Can't blame you for venting,give your mom a big hug and reassure her everything will work out for the better.Keep your distance from ex and stay calm because he's looking to get a rise out of you and if you ignore him that will hurt him more.Good luck and don't worry about stuff(tv,appliances ,tools etc.)
 
don't worry about stuff(tv,appliances ,tools etc.)
That's exactly right, Stuff can all be replaced.. Days or even hours wasted to stress, fear, anger and fighting can not. Happy Holidays to you and especially to Mom. I hope you can have broad shoulders for when Mom needs to vent because holding onto those ill feelings can be very damaging.
 
Hang in there Seajay, and Mom too. The battle of the exes is seldom a good experience. I battled with my ex for years after the divorce, and it only made the lawyers richer. Gather evidence, documents, and even police reports so you have proof against the ex's words and allegations. If it goes to court, you'll have proof, and the judge might assess him to pay for lawyer's fees for your Mom. If he can't or won't pay, he can be arrested for contempt. This might be the only way for you to get it over with. That ended it with my ex, but only after I had proof of her false allegations did the judge side with me.

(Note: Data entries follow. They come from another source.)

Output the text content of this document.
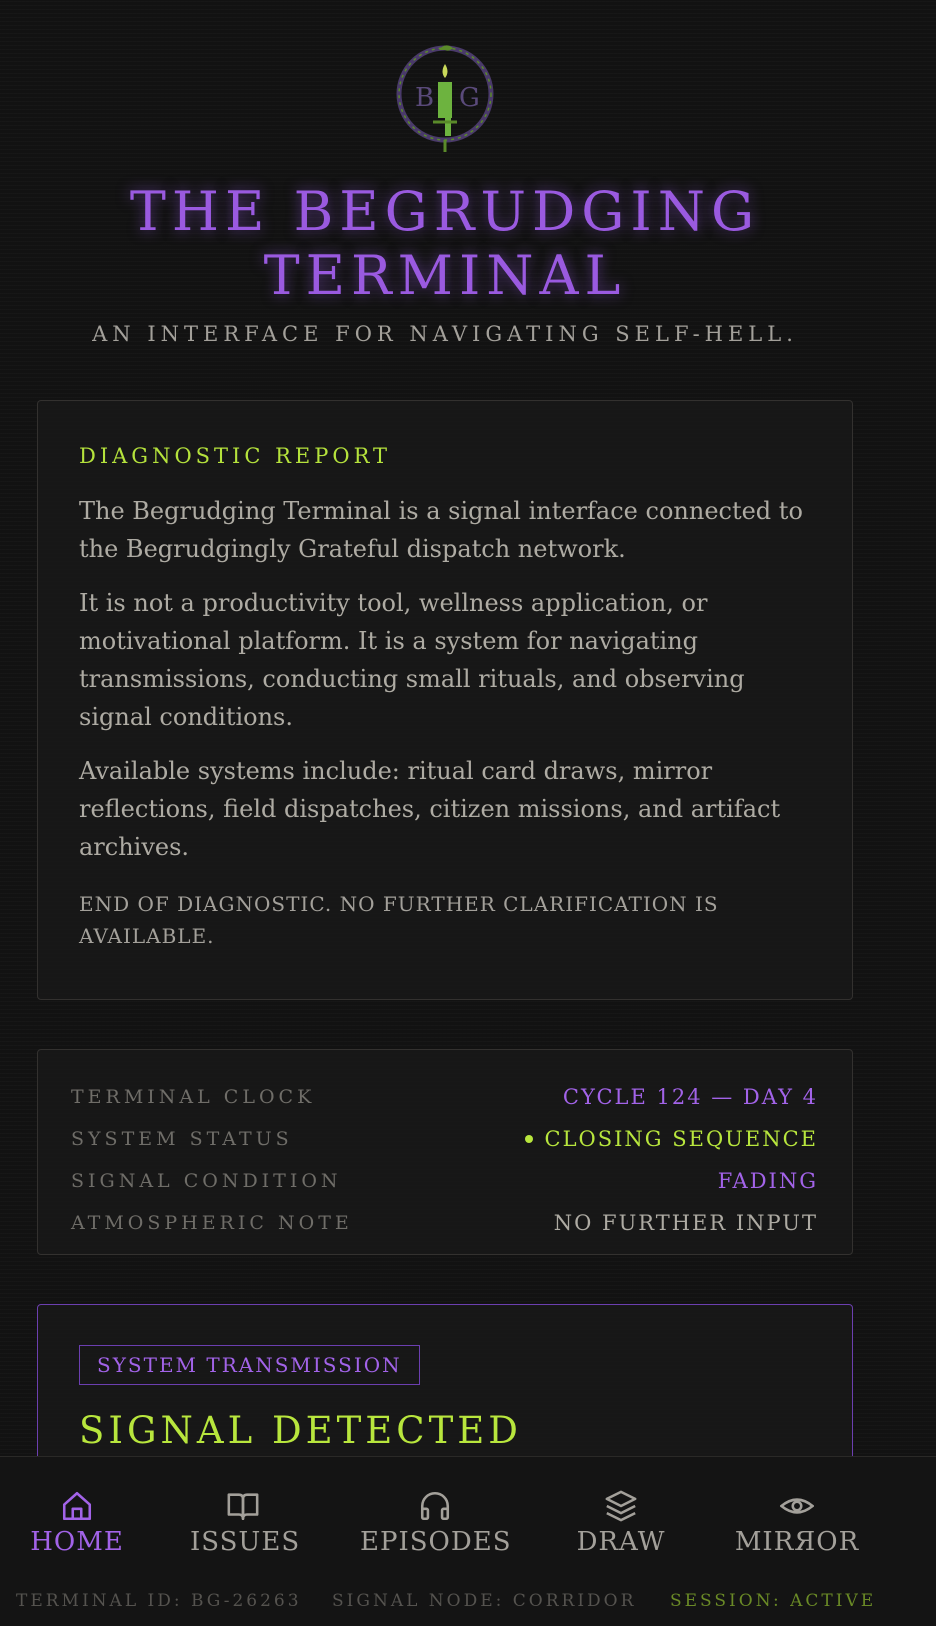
B G
THE BEGRUDGING
TERMINAL
AN INTERFACE FOR NAVIGATING SELF-HELL.
DIAGNOSTIC REPORT

The Begrudging Terminal is a signal interface connected to the Begrudgingly Grateful dispatch network.

It is not a productivity tool, wellness application, or motivational platform. It is a system for navigating transmissions, conducting small rituals, and observing signal conditions.

Available systems include: ritual card draws, mirror reflections, field dispatches, citizen missions, and artifact archives.

END OF DIAGNOSTIC. NO FURTHER CLARIFICATION IS AVAILABLE.
TERMINAL CLOCK	CYCLE 124 — DAY 4
SYSTEM STATUS	CLOSING SEQUENCE
SIGNAL CONDITION	FADING
ATMOSPHERIC NOTE	NO FURTHER INPUT
SYSTEM TRANSMISSION
SIGNAL DETECTED
HOME	ISSUES EPISODES	DRAW	MIRЯOR
TERMINAL ID: BG-26263 SIGNAL NODE: CORRIDOR SESSION: ACTIVE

And, after the lawyer fell off the boat, why didn't the sharks attack? Professional courtesy. Not all lawyers are snaky, just the ones that represent the other side.
 
SeaJay vent all you need we are here to at very least listen. The advise here has been spot on, stay one step ahead, be there for mom and keep your eyes lifted high
 
Once again thanks to everyone!

The TV thing is basically over with. Turns out there is a class action lawsuit against Sony for his model TV and the issues they are fighting is the exact issue that's wrong with the TV. So, he's got nothing there. He's still trying to claim that someone kicked it and is trying to play my mother for a fool. What he doesn't know is that she has friends who are in the AV industry that gave her all the answers.

So, right now things are looking up. The house is still going to close right now on the 29th. So, couple more weeks this will all be over with!